The din and dust of elections have settled down, a new Cabinet has been sworn in and news publications are flush with opinion pieces on what the government must focus on to propel, or simply preserve India’s growth.
What The Economy Needs Now published ahead of the elections also had a similar objective. The book is a compendium compiled by the country’s leading economists summarising India’s most pertinent development issues, and likely solutions.

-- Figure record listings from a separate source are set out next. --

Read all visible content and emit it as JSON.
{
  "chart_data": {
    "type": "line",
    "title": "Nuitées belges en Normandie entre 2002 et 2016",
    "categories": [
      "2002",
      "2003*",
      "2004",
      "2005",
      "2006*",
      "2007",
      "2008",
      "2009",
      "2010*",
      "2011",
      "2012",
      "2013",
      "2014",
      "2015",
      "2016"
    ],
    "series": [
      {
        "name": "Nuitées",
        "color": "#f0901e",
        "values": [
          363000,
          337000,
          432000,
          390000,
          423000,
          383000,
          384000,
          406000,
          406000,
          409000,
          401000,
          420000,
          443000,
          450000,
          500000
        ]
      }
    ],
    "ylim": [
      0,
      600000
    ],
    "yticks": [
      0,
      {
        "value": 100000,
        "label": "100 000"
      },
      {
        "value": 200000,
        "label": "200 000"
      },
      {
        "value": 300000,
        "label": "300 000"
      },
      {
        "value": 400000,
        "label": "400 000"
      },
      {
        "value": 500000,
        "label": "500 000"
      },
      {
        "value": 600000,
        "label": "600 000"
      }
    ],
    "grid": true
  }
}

Experts have done a commendable job of keeping their papers and notes free from jargon, making it accessible to the lay reader. A well-informed citizen would have been aware of the development challenges through its scattered coverage. From education to healthcare to the macroeconomy, What The Economy Needs Now has managed to gather all issues in a single volume, some explained in great detail, creating a sense of urgency on the mammoth task ahead.

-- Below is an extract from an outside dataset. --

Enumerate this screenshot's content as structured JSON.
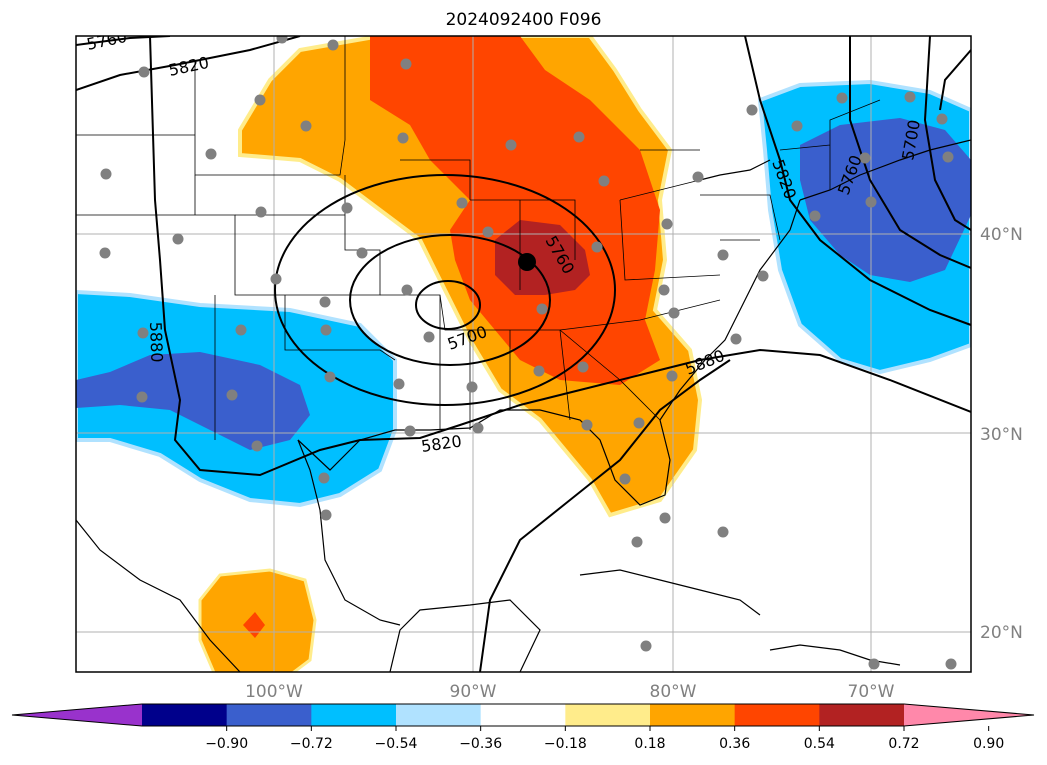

On reading What The Economy Needs Now, one also realises the interconnected nature of these challenges. As pointed out by a paper by Neelkanth Mishra, the more India gets developed, the more it moves from consuming less dense fuel such as firewood to denser fuel like crude oil. Catering to that demand would require increasing imports, which would leave our economy vulnerable to the volatility of crude oil price shocks. In a related paper by Sajjid Chinoy, he said one way to minimize this vulnerability would be to come up with, “Institutions that allow companies and the government to hedge against changes in oil prices.”
According to former RBI governor Raghuram Rajan, one of the many steps needed to resolve the issue of non-performing assets (NPAs) that has plagued the banking sector would be to restart projects that have been stalled, many of which have may have been stopped over a lack of regulatory approvals, of land or permissions, or input supply. Attempts at addressing many of these deficiencies have been made in other chapters of What The Economy Needs Now, but one wonders about the far-reaching effects of such de-regulation on other aspects such as the environment, whose issues are also covered in a chapter.
Reading the many solutions provided by the economists in What The Economy Needs Now, I found myself at times impressed, hopeful, and at times skeptical, even cynical of their effectiveness as they appeared to be either too simplistic or would work only in theory. Institutions, made up of people, are imperfect and prone to corruption. The government, made of elected representatives, would like to stay in power, and likely back short-term initiatives and policies whose results are only visible towards the end of an election cycle. But it is clear from the way the experts have compiled this slim volume that it is not meant to be an answer to all of India’s problems.
As stated in the introduction, “We hope this non-partisan analysis of our situation, while not intended to be comprehensive, will help spur debate as India moves to elections.”
Any policy would require the political will to follow it through. In an age of information overload, and a massive country like India which holds a myriad of priorities, world views and opinions, channelising this will to address priority areas becomes a task of vital importance.
Keeping this in mind, What The Economy Needs Now
seems to hit the mark. In a democracy, it is through debate that a consensus on our priorities can be reached at. And What The Economy Needs Now
makes for an appropriate diving board to jump into this task.